I can either put in the departure and destination the airfields depart LFFK and dest LFKO or I can put ZZZZ in each.
I will then put under route ( I would need to look up the exact syntax as often for this sort of flight just telephone the BRIA at Bordeaux) time hh:mm L’Absie IFR followed by the route and ending at AJO. Hh:mm
Under the remarks I would put depart ZZZZ L’Absie and dest AJO.
Everything else is the same as any other FPL.
That’s roughly it but as I wrote often I file on the phone with the BRIA at least 1hr beforehand. One has to be aware that before take off you might get a text saying that the FPL has been turned down with the reason. This is not anything.to do with the principle of the FPL I am describing. It could happen on a flight going from major airfield to major airfield with an IFPL door to door. The BRIA go through Eurocontrol and an FPL may not validate with them and that can take time.
Nowadays, with Autorouter it is just as simple to file an IFPL through that service.

France

gallois wrote:

I can either put in the departure and destination the airfields depart LFFK and dest LFKO or I can put ZZZZ in each.
I will then put under route ( I would need to look up the exact syntax as often for this sort of flight just telephone the BRIA at Bordeaux) time hh:mm L’Absie IFR followed by the route and ending at AJO. Hh:mm
Under the remarks I would put depart ZZZZ L’Absie and dest AJO.

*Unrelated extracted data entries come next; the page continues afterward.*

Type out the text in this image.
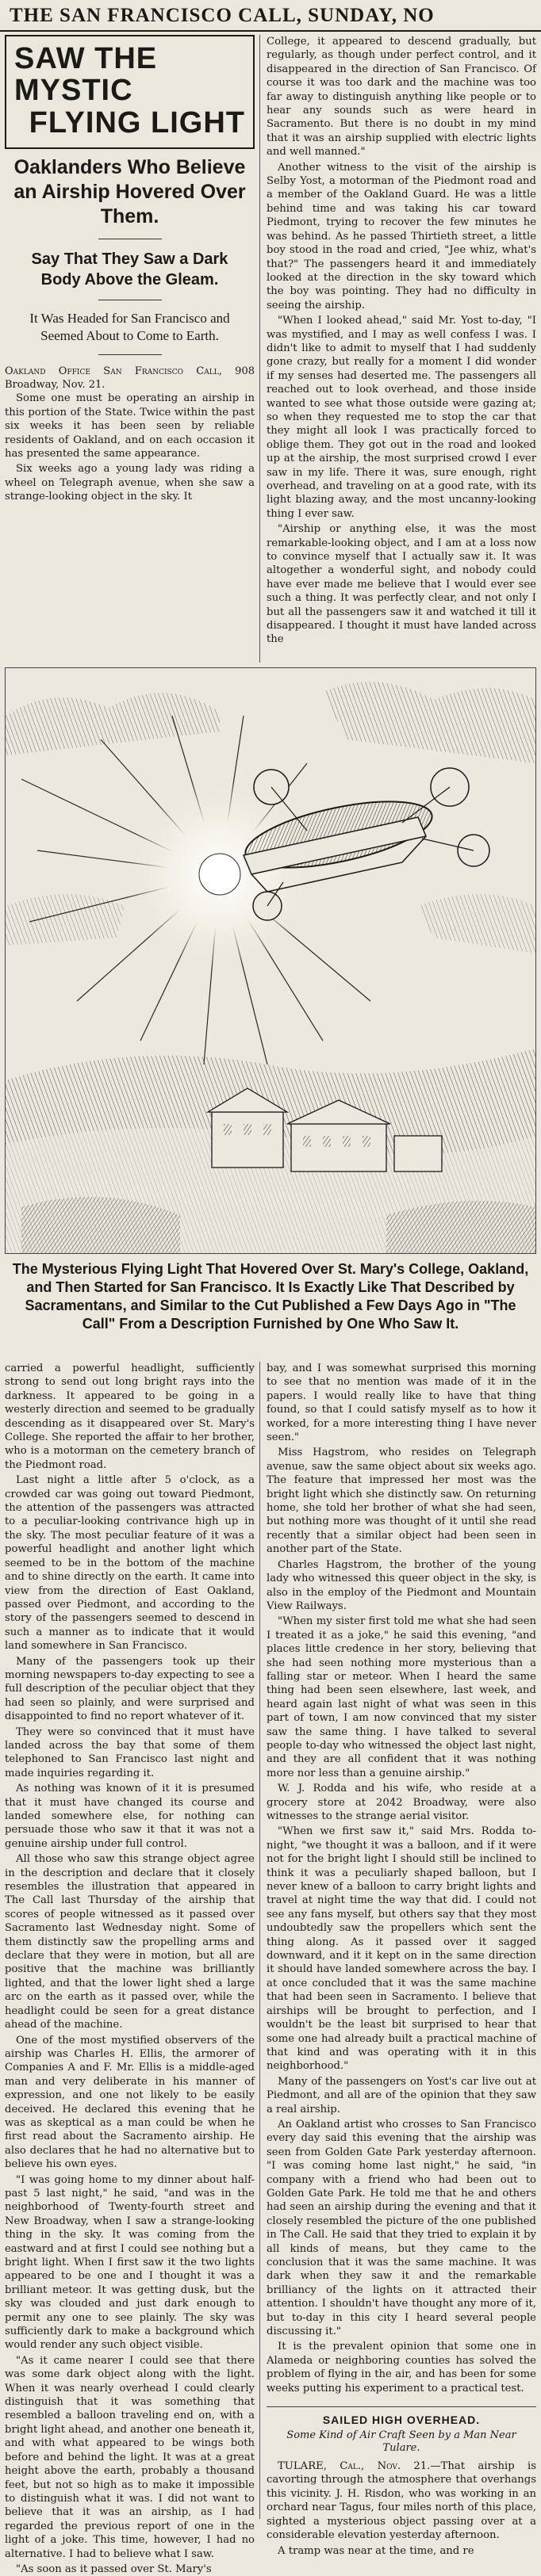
THE SAN FRANCISCO CALL, SUNDAY, NO
SAW THE MYSTIC
FLYING LIGHT
Oaklanders Who Believe an Airship Hovered Over Them.
Say That They Saw a Dark Body Above the Gleam.
It Was Headed for San Francisco and Seemed About to Come to Earth.

Oakland Office San Francisco Call, 908 Broadway, Nov. 21.

Some one must be operating an airship in this portion of the State. Twice within the past six weeks it has been seen by reliable residents of Oakland, and on each occasion it has presented the same appearance.

Six weeks ago a young lady was riding a wheel on Telegraph avenue, when she saw a strange-looking object in the sky. It

College, it appeared to descend gradually, but regularly, as though under perfect control, and it disappeared in the direction of San Francisco. Of course it was too dark and the machine was too far away to distinguish anything like people or to hear any sounds such as were heard in Sacramento. But there is no doubt in my mind that it was an airship supplied with electric lights and well manned."

Another witness to the visit of the airship is Selby Yost, a motorman of the Piedmont road and a member of the Oakland Guard. He was a little behind time and was taking his car toward Piedmont, trying to recover the few minutes he was behind. As he passed Thirtieth street, a little boy stood in the road and cried, "Jee whiz, what's that?" The passengers heard it and immediately looked at the direction in the sky toward which the boy was pointing. They had no difficulty in seeing the airship.

"When I looked ahead," said Mr. Yost to-day, "I was mystified, and I may as well confess I was. I didn't like to admit to myself that I had suddenly gone crazy, but really for a moment I did wonder if my senses had deserted me. The passengers all reached out to look overhead, and those inside wanted to see what those outside were gazing at; so when they requested me to stop the car that they might all look I was practically forced to oblige them. They got out in the road and looked up at the airship, the most surprised crowd I ever saw in my life. There it was, sure enough, right overhead, and traveling on at a good rate, with its light blazing away, and the most uncanny-looking thing I ever saw.

"Airship or anything else, it was the most remarkable-looking object, and I am at a loss now to convince myself that I actually saw it. It was altogether a wonderful sight, and nobody could have ever made me believe that I would ever see such a thing. It was perfectly clear, and not only I but all the passengers saw it and watched it till it disappeared. I thought it must have landed across the

The Mysterious Flying Light That Hovered Over St. Mary's College, Oakland, and Then Started for San Francisco. It Is Exactly Like That Described by Sacramentans, and Similar to the Cut Published a Few Days Ago in "The Call" From a Description Furnished by One Who Saw It.

carried a powerful headlight, sufficiently strong to send out long bright rays into the darkness. It appeared to be going in a westerly direction and seemed to be gradually descending as it disappeared over St. Mary's College. She reported the affair to her brother, who is a motorman on the cemetery branch of the Piedmont road.

Last night a little after 5 o'clock, as a crowded car was going out toward Piedmont, the attention of the passengers was attracted to a peculiar-looking contrivance high up in the sky. The most peculiar feature of it was a powerful headlight and another light which seemed to be in the bottom of the machine and to shine directly on the earth. It came into view from the direction of East Oakland, passed over Piedmont, and according to the story of the passengers seemed to descend in such a manner as to indicate that it would land somewhere in San Francisco.

Many of the passengers took up their morning newspapers to-day expecting to see a full description of the peculiar object that they had seen so plainly, and were surprised and disappointed to find no report whatever of it.

They were so convinced that it must have landed across the bay that some of them telephoned to San Francisco last night and made inquiries regarding it.

As nothing was known of it it is presumed that it must have changed its course and landed somewhere else, for nothing can persuade those who saw it that it was not a genuine airship under full control.

All those who saw this strange object agree in the description and declare that it closely resembles the illustration that appeared in The Call last Thursday of the airship that scores of people witnessed as it passed over Sacramento last Wednesday night. Some of them distinctly saw the propelling arms and declare that they were in motion, but all are positive that the machine was brilliantly lighted, and that the lower light shed a large arc on the earth as it passed over, while the headlight could be seen for a great distance ahead of the machine.

One of the most mystified observers of the airship was Charles H. Ellis, the armorer of Companies A and F. Mr. Ellis is a middle-aged man and very deliberate in his manner of expression, and one not likely to be easily deceived. He declared this evening that he was as skeptical as a man could be when he first read about the Sacramento airship. He also declares that he had no alternative but to believe his own eyes.

"I was going home to my dinner about half-past 5 last night," he said, "and was in the neighborhood of Twenty-fourth street and New Broadway, when I saw a strange-looking thing in the sky. It was coming from the eastward and at first I could see nothing but a bright light. When I first saw it the two lights appeared to be one and I thought it was a brilliant meteor. It was getting dusk, but the sky was clouded and just dark enough to permit any one to see plainly. The sky was sufficiently dark to make a background which would render any such object visible.

"As it came nearer I could see that there was some dark object along with the light. When it was nearly overhead I could clearly distinguish that it was something that resembled a balloon traveling end on, with a bright light ahead, and another one beneath it, and with what appeared to be wings both before and behind the light. It was at a great height above the earth, probably a thousand feet, but not so high as to make it impossible to distinguish what it was. I did not want to believe that it was an airship, as I had regarded the previous report of one in the light of a joke. This time, however, I had no alternative. I had to believe what I saw.

"As soon as it passed over St. Mary's

bay, and I was somewhat surprised this morning to see that no mention was made of it in the papers. I would really like to have that thing found, so that I could satisfy myself as to how it worked, for a more interesting thing I have never seen."

Miss Hagstrom, who resides on Telegraph avenue, saw the same object about six weeks ago. The feature that impressed her most was the bright light which she distinctly saw. On returning home, she told her brother of what she had seen, but nothing more was thought of it until she read recently that a similar object had been seen in another part of the State.

Charles Hagstrom, the brother of the young lady who witnessed this queer object in the sky, is also in the employ of the Piedmont and Mountain View Railways.

"When my sister first told me what she had seen I treated it as a joke," he said this evening, "and places little credence in her story, believing that she had seen nothing more mysterious than a falling star or meteor. When I heard the same thing had been seen elsewhere, last week, and heard again last night of what was seen in this part of town, I am now convinced that my sister saw the same thing. I have talked to several people to-day who witnessed the object last night, and they are all confident that it was nothing more nor less than a genuine airship."

W. J. Rodda and his wife, who reside at a grocery store at 2042 Broadway, were also witnesses to the strange aerial visitor.

"When we first saw it," said Mrs. Rodda to-night, "we thought it was a balloon, and if it were not for the bright light I should still be inclined to think it was a peculiarly shaped balloon, but I never knew of a balloon to carry bright lights and travel at night time the way that did. I could not see any fans myself, but others say that they most undoubtedly saw the propellers which sent the thing along. As it passed over it sagged downward, and it it kept on in the same direction it should have landed somewhere across the bay. I at once concluded that it was the same machine that had been seen in Sacramento. I believe that airships will be brought to perfection, and I wouldn't be the least bit surprised to hear that some one had already built a practical machine of that kind and was operating with it in this neighborhood."

Many of the passengers on Yost's car live out at Piedmont, and all are of the opinion that they saw a real airship.

An Oakland artist who crosses to San Francisco every day said this evening that the airship was seen from Golden Gate Park yesterday afternoon. "I was coming home last night," he said, "in company with a friend who had been out to Golden Gate Park. He told me that he and others had seen an airship during the evening and that it closely resembled the picture of the one published in The Call. He said that they tried to explain it by all kinds of means, but they came to the conclusion that it was the same machine. It was dark when they saw it and the remarkable brilliancy of the lights on it attracted their attention. I shouldn't have thought any more of it, but to-day in this city I heard several people discussing it."

It is the prevalent opinion that some one in Alameda or neighboring counties has solved the problem of flying in the air, and has been for some weeks putting his experiment to a practical test.

SAILED HIGH OVERHEAD.
Some Kind of Air Craft Seen by a Man Near Tulare.

TULARE, Cal., Nov. 21.—That airship is cavorting through the atmosphere that overhangs this vicinity. J. H. Risdon, who was working in an orchard near Tagus, four miles north of this place, sighted a mysterious object passing over at a considerable elevation yesterday afternoon.

A tramp was near at the time, and re
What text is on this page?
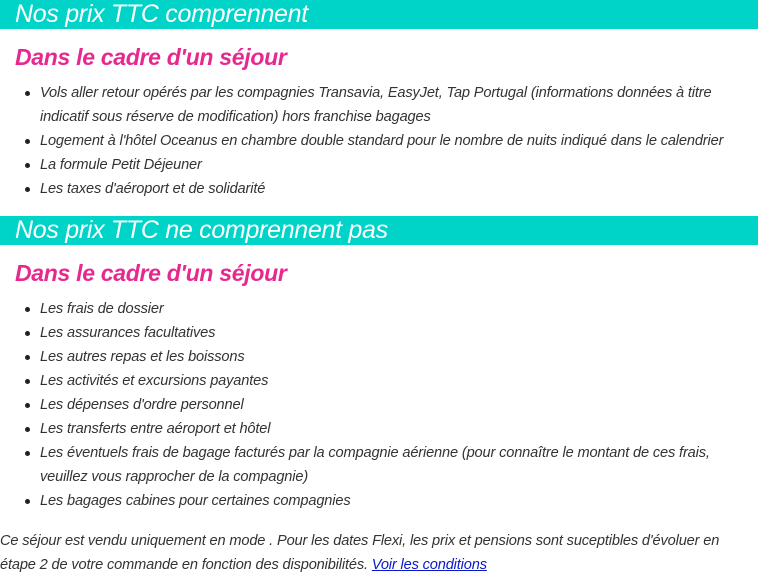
Nos prix TTC comprennent
Dans le cadre d'un séjour
Vols aller retour opérés par les compagnies Transavia, EasyJet, Tap Portugal (informations données à titre indicatif sous réserve de modification) hors franchise bagages
Logement à l'hôtel Oceanus en chambre double standard pour le nombre de nuits indiqué dans le calendrier
La formule Petit Déjeuner
Les taxes d'aéroport et de solidarité
Nos prix TTC ne comprennent pas
Dans le cadre d'un séjour
Les frais de dossier
Les assurances facultatives
Les autres repas et les boissons
Les activités et excursions payantes
Les dépenses d'ordre personnel
Les transferts entre aéroport et hôtel
Les éventuels frais de bagage facturés par la compagnie aérienne (pour connaître le montant de ces frais, veuillez vous rapprocher de la compagnie)
Les bagages cabines pour certaines compagnies

Ce séjour est vendu uniquement en mode . Pour les dates Flexi, les prix et pensions sont suceptibles d'évoluer en étape 2 de votre commande en fonction des disponibilités. Voir les conditions
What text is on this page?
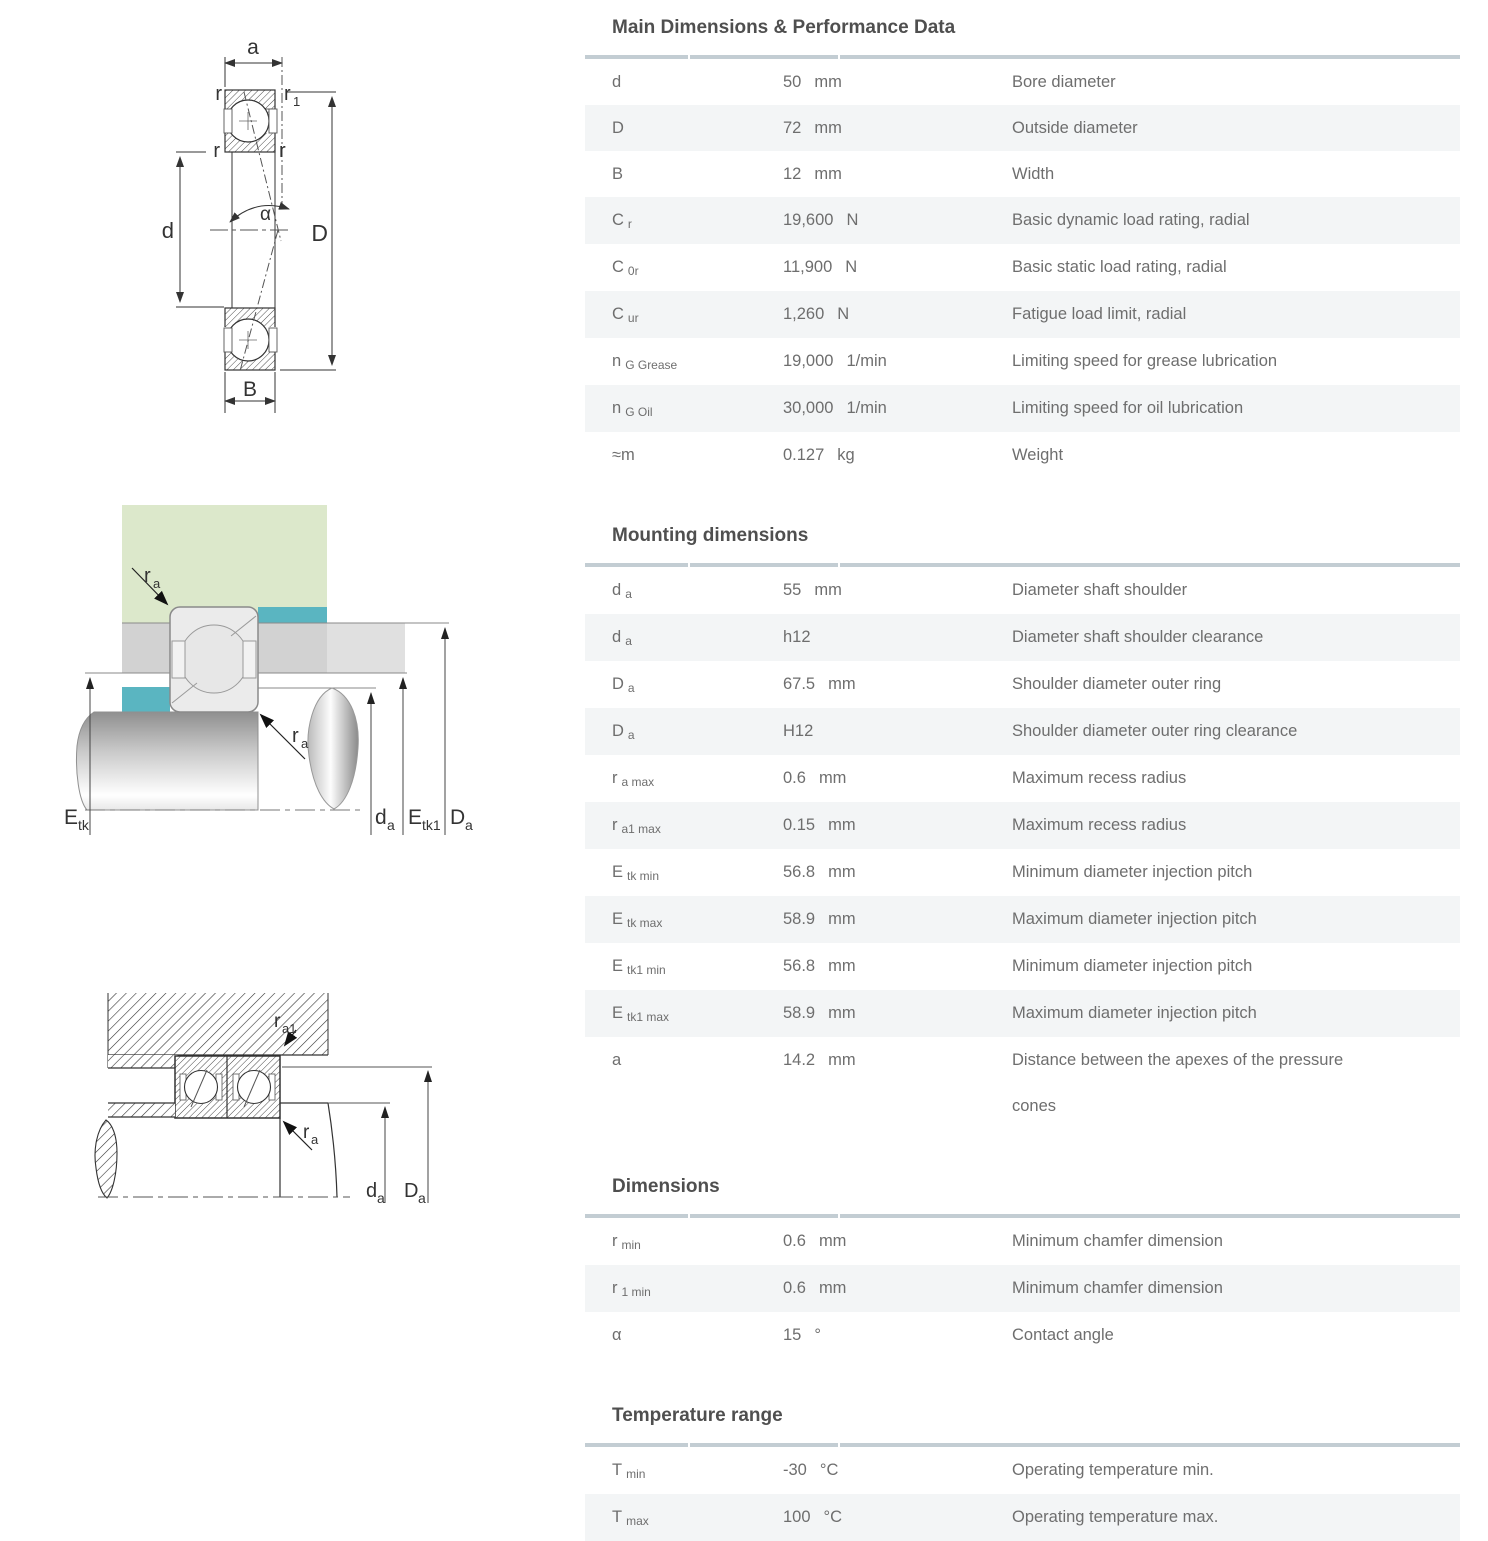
a
α
d	D
B
r	r 1
r	r
r a
r a
E tk	d a E tk1 D a
r a1
r a
d a D a
Main Dimensions & Performance Data
d	50 mm	Bore diameter
D	72 mm	Outside diameter
B	12 mm	Width
C r	19,600 N	Basic dynamic load rating, radial
C 0r	11,900 N	Basic static load rating, radial
C ur	1,260 N	Fatigue load limit, radial
n G Grease	19,000 1/min	Limiting speed for grease lubrication
n G Oil	30,000 1/min	Limiting speed for oil lubrication
≈m	0.127 kg	Weight
Mounting dimensions
d a	55 mm	Diameter shaft shoulder
d a	h12	Diameter shaft shoulder clearance
D a	67.5 mm	Shoulder diameter outer ring
D a	H12	Shoulder diameter outer ring clearance
r a max	0.6 mm	Maximum recess radius
r a1 max	0.15 mm	Maximum recess radius
E tk min	56.8 mm	Minimum diameter injection pitch
E tk max	58.9 mm	Maximum diameter injection pitch
E tk1 min	56.8 mm	Minimum diameter injection pitch
E tk1 max	58.9 mm	Maximum diameter injection pitch
a	14.2 mm	Distance between the apexes of the pressure cones
Dimensions
r min	0.6 mm	Minimum chamfer dimension
r 1 min	0.6 mm	Minimum chamfer dimension
α	15 °	Contact angle
Temperature range
T min	-30 °C	Operating temperature min.
T max	100 °C	Operating temperature max.
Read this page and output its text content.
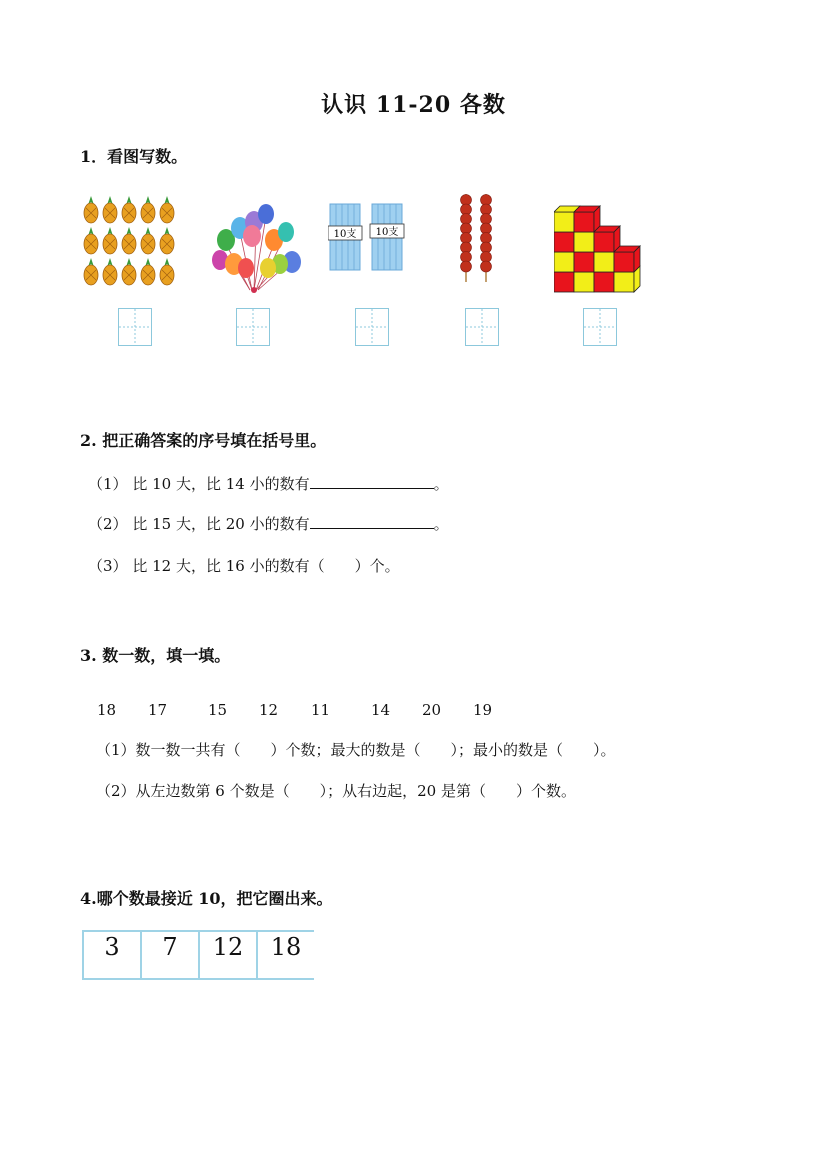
认识 11-20 各数
1．看图写数。
10支 10支
2. 把正确答案的序号填在括号里。
（1） 比 10 大，比 14 小的数有	。
（2） 比 15 大，比 20 小的数有	。
（3） 比 12 大，比 16 小的数有（　　）个。
3. 数一数，填一填。
18 17	15 12 11	14 20 19
（1）数一数一共有（　　）个数；最大的数是（　　）；最小的数是（　　）。
（2）从左边数第 6 个数是（　　）；从右边起，20 是第（　　）个数。
4.哪个数最接近 10，把它圈出来。
3	7	12	18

Thank you. That answered my question!

I checked PANS-ATM and indeed it states that the DEP/ remark need not be an airport but can be the first point of the route. I admit I didn’t know that.

However, it does not appear that you can have the flight plan end at a point in the route in the same way – the DEST/ remark has to refer to an airport, even with ZZZZ. On the other hand that seems like an odd restriction and I can certainly understand if ATC would accept a point also as a DEST/. Indeed Eurocontrol does accept that.

Last Edited by Airborne_Again at 28 Jun 12:00
ESKC (Uppsala/Sundbro), Sweden

Personally, I would file the routing that I want. If the flight is a) Convective and unsafe and unable to b) Fly at oxygen levels then I would cancel.

If however the opportunity presents that I can fly from A) DEP to B) ARR and land at C) ENR ALTN 1 then I will fly, safely then I’ll divert to that alternate.

If you are unable, you just tell ATC. That’s from my experience of the last year of flying IFR.

UdoR wrote:

As a spin-off from EuroGA weather Advice Group on Telegram discussion spun around how to file IFR through the Pyrenees (and other routing issues).

Starting point was flight preparation for a flight where a) Biarritz was below a quite convective cold front and b) altitude restricted to non-oxygen levels for that flight. There “exist” other airways over the Pyrenees but they do not seem to validate on actual routings. In the end one seems to be doomed to routings either over Biarritz or Perpignan.

Routing via Biarritz works fine in any altitude, but regarding it’s geographical position, there’s quite some probability that it is in bad weather.

Just as the starting for this thread, the discussed options included to cancel IFR for the part over the Pyrenees and to re-join IFR thereafter. Is this reasonable? Any experience whether ATC on either side accepts rejoinder to IFR?